In the wild, your cat would not catch its prey every time. You’ll have to prevent your cat from ‘winning’ every game, mixing the results up. If your cat always wins, it’ll soon become bored with the activity.
Cats Fight Their Own Reflections
This behavior stems from your cat not recognizing its own reflection. Your cat just see another cat, and this is a rogue feline that is trying to invade its territory. Your cat will do what comes naturally to it. Namely, it will defiantly guard the home with its teeth and claws.
Some cats realize that they’ve made a mistake sooner than others. They will grow bored with what appears to be a constant stalemate. Your cat will notice that it backs away at the same time as the other cat.
Cats Sharpen Their Claws on Windows
Cats are naturally inclined to sharpen their claws, and windows provide a good opportunity to do so. Glass is one of the few materials that are resilient to the attention of feline claws.
This is good, in that your cat will not do any lasting damage to the glass. What is less than ideal is the habit itself. It will be like nails on a chalkboard constantly.
This behavior can usually be resolved with scratching posts. Cats need to scratch as it’s part of their natural instinct. Sprinkle catnip on a scratching post, and it’ll scratch the post rather than your windows.
Relieve Stress and Anxiety
If your cat doesn’t feel safe and comfortable, then it’ll self-soothe in any way it can. This often involves certain destructive behaviors. As windows don’t break or cause pain, they’re the perfect target.
Equally likely is boredom. If your cat doesn’t have enough to do, then it’ll find unwelcome ways to amuse itself. It won’t go unnoticed that scratching windows generates a reaction from humans.
Ensure that your cat has plenty to do. Your cat needs to be mentally and physically challenged regularly to stay happy and contented.
Why Do Cats Paw at Windows?
Stretching and leaning on windows is a common behavior in cats. Many felines enjoy dozing on a windowsill, after all. It’s the best way to absorb the rays of the sun, short of actually being outside.
Cats rubbing their paws on a window, with no attempt to scratch, is fairly common. Here are the most common explanations:
- With the aid of a window to lean on, your cat can stand on its hind legs. This enables it to unlock any kinks with a big stretch.

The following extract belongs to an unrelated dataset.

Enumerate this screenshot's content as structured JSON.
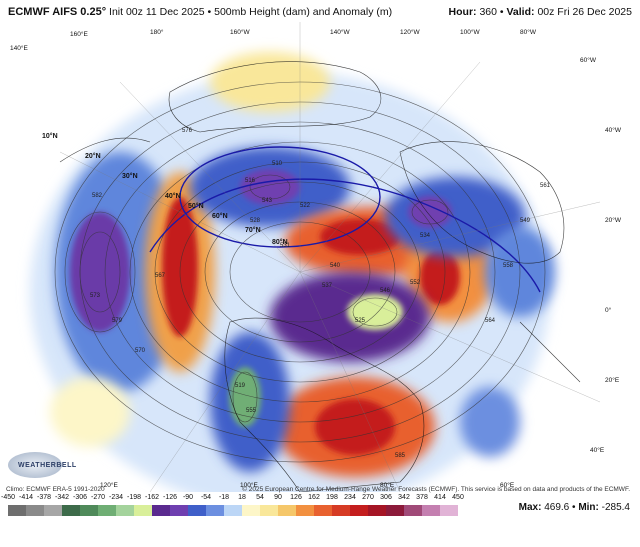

- Your cat will check if the window lets it out in the way that a cat flap would. It may also be imitating behavior that it saw you engage in, such as opening a window to let in some fresh air.
- Consider whether your cat is marking the window as cats have scent glands in their paws. If you have multiple cats, one will mark the window as its viewing and napping spot.
These will likely be short-term, sporadic behaviors. If your cat is regularly scratching the window, you should train it out of this habit.
How to Stop Cats Scratching Windows
If your cat is determined to scratch at windows, then you’ll need to introduce training techniques to break the habit. According to SFGate, methods for training a cat out of scratching a window include:
- Deny access. Move furniture near the window so your cat can’t reach it.
- Tint your windows. If you tint your windows, your cat will struggle to see out any birds, mice, rats, and other wildlife through them.
- Apply an unappealing scent. If you have a room freshener by the window, use a scent that cats loathe. Citrus will keep cats away.
- Use double-sided sticky tape on the windowsill. Cats don’t enjoy sticky sensations under their paws.
- Use deterrent training. Make a loud noise whenever your cat starts scratching at the windows.
- Scratching posts. Encourage scratching in approved places, such as scratching posts.
- Engage in regular playtimes. This will keep your cat contented and less likely to take out its frustration on your windows.
Train your cat out of this behavior, but take the time to work out why it is scratching the window in the first place. Figuring out the cause of this habit will help your cat to relax and improve its demeanor.